Insights into Bioindicator Redundancy for Monitoring Water Quality based on Functional Units of Periphytic Protozoan Communities in Marine Ecosystems

Abstract Although periphytic protozoan communities have long been used for the bioassessment of water quality, their utility is hampered by functional redundancy leading to high “signal to noise” ratios. In this study, a 1-year baseline survey of periphytic protozoan communities was carried out in coastal waters of Yellow sea, northern China, in order to determine redundancy levels in conditions of differing water quality. Samples were collected at four sampling sites along a pollution gradient. Environmental variables such as salinity, chemical oxygen demand (COD), and concentrations of dissolved oxygen (DO), soluble reactive phosphates (SRP), ammonium nitrogen (NH4-N) and nitrate nitrogen (NO3-N) were measured to compare with biotic factors. A total of 53 functional units (FUs) were identified from 144 observed protozoan species based on four biological traits, i.e., feeding type, body size, movement type and source of food supply. For reducing the “signal to noise” ratios of species-abundance/biomass data, the peeling procedure was used to identify the bioindicator redundancy levels based on these FUs. Three consecutive subsets of response units (RU1–RU3) with correlation coefficients >0.75 of the full FU dataset were identified, comprising 12, 21 and 9 FUs, respectively. Algivores and bacterivores were dominant in RU1 and RU2 among the polluted sites, whereas raptors were dominant in RU3 at the unpolluted site.

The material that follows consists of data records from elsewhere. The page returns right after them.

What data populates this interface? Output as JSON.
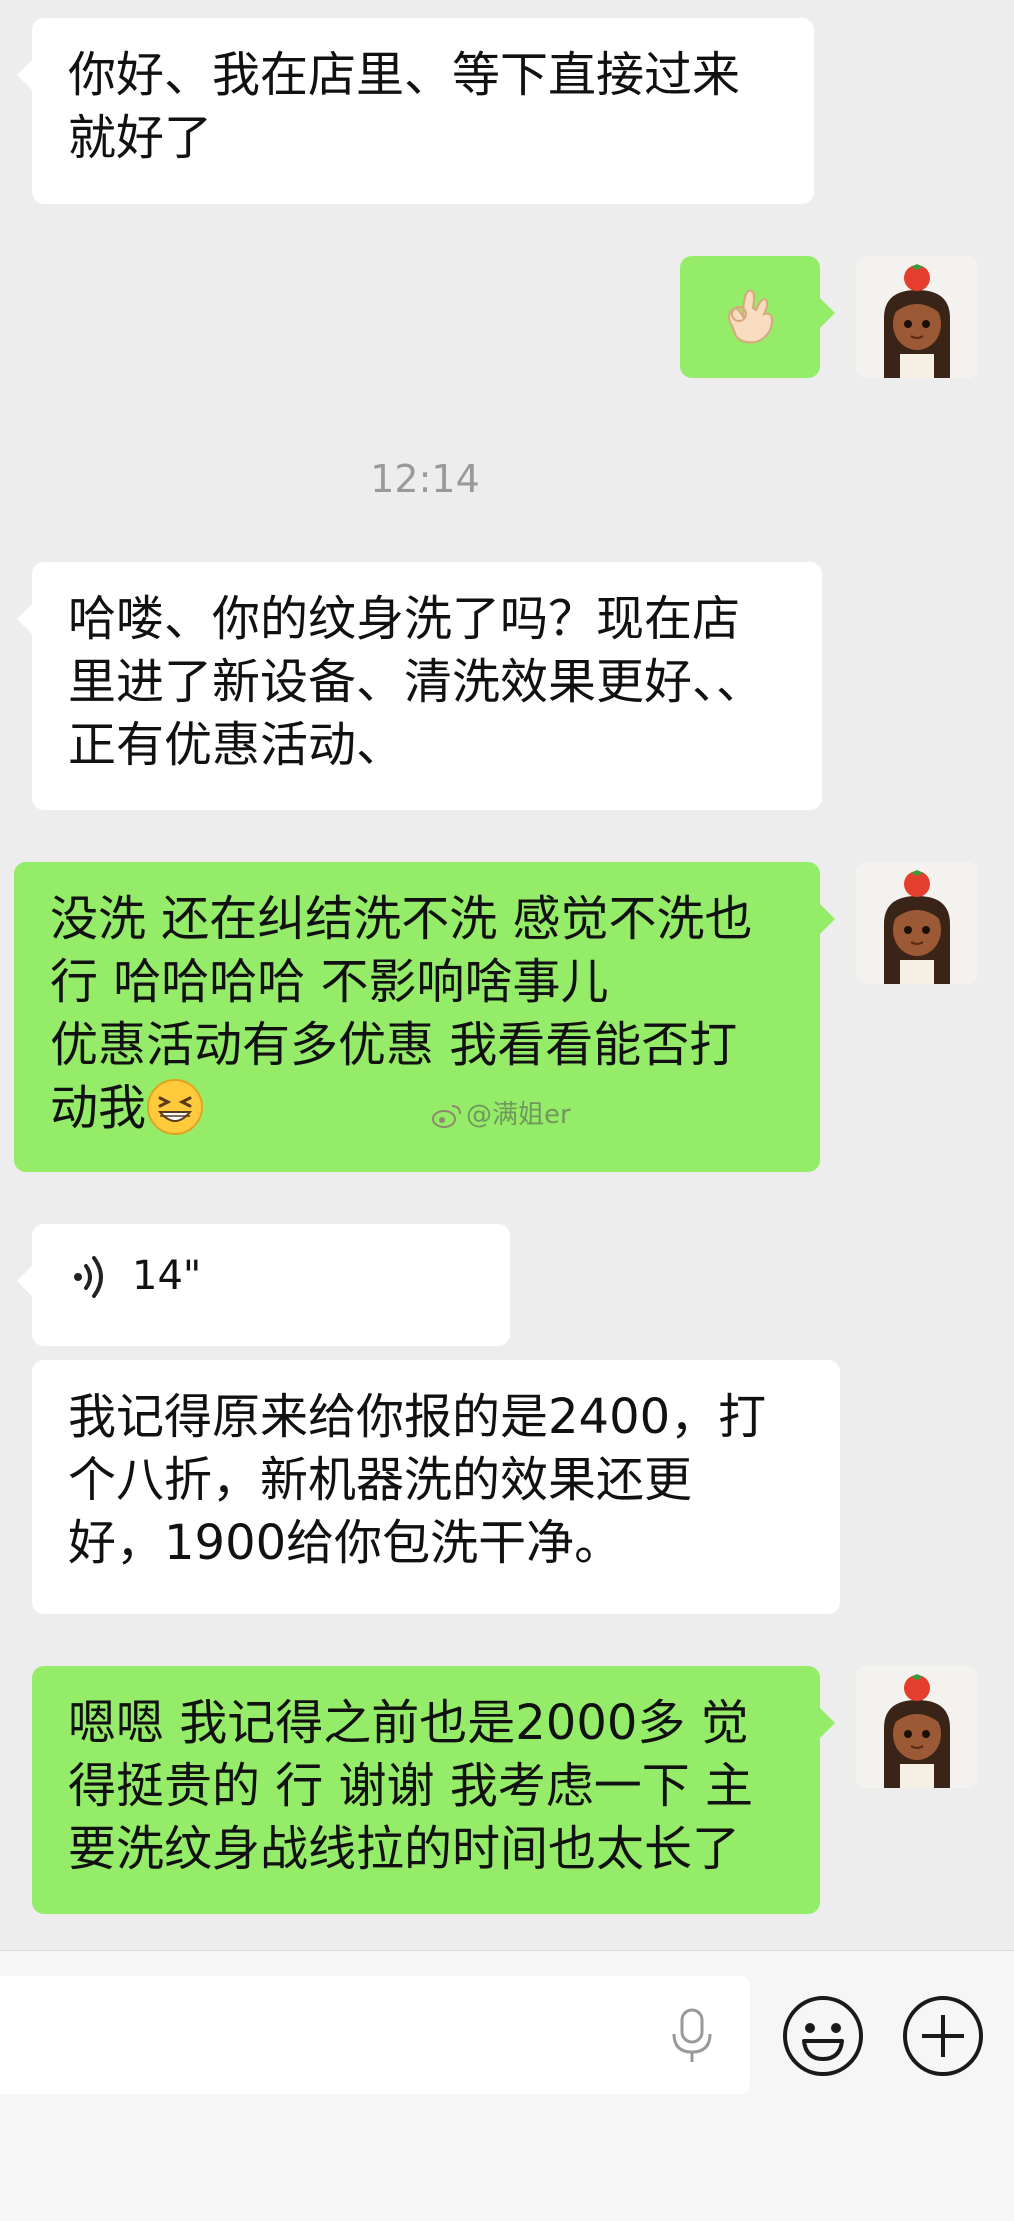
{
  "messages": [
    {
      "side": "incoming",
      "lines": [
        "你好、我在店里、等下直接过来",
        "就好了"
      ]
    },
    {
      "side": "outgoing",
      "emoji": "ok-hand"
    },
    {
      "timestamp": "12:14"
    },
    {
      "side": "incoming",
      "lines": [
        "哈喽、你的纹身洗了吗？现在店",
        "里进了新设备、清洗效果更好、、",
        "正有优惠活动、"
      ]
    },
    {
      "side": "outgoing",
      "lines": [
        "没洗 还在纠结洗不洗 感觉不洗也",
        "行 哈哈哈哈 不影响啥事儿",
        "优惠活动有多优惠 我看看能否打",
        "动我"
      ],
      "trailing_emoji": "grinning-squint-face"
    },
    {
      "side": "incoming",
      "type": "voice",
      "duration": "14\""
    },
    {
      "side": "incoming",
      "lines": [
        "我记得原来给你报的是2400，打",
        "个八折，新机器洗的效果还更",
        "好，1900给你包洗干净。"
      ]
    },
    {
      "side": "outgoing",
      "lines": [
        "嗯嗯 我记得之前也是2000多 觉",
        "得挺贵的 行 谢谢 我考虑一下 主",
        "要洗纹身战线拉的时间也太长了"
      ]
    }
  ],
  "watermark": "@满姐er",
  "input_bar": {
    "icons": [
      "microphone-icon",
      "emoji-icon",
      "plus-icon"
    ]
  },
  "colors": {
    "background": "#ededed",
    "incoming_bubble": "#ffffff",
    "outgoing_bubble": "#95ec69",
    "timestamp_text": "#9a9a9a"
  }
}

In terms of relative abundance, RU1 was the primary contributor to the protozoan communities during the 1-year cycle and its relative abundance increased with increasing pollution, whereas RU2 and RU3, with complementary temporal distributions, generally decreased with increasing pollution. Ordinations based on boot-strapped average analyses revealed a significant variation in functional pattern of all three RUs among the four sampling sites. Biological-environmental match analysis demonstrated that the variability was driven by the increasing concentrations of nutrients (e.g., NH4-N, NO3-N and PO4-P) and decreasing concentrations of DO (P<0.05). Based on these findings, it is suggested that there were high levels of functional redundancy among periphytic protozoan communities used as bioindicators of marine water quality.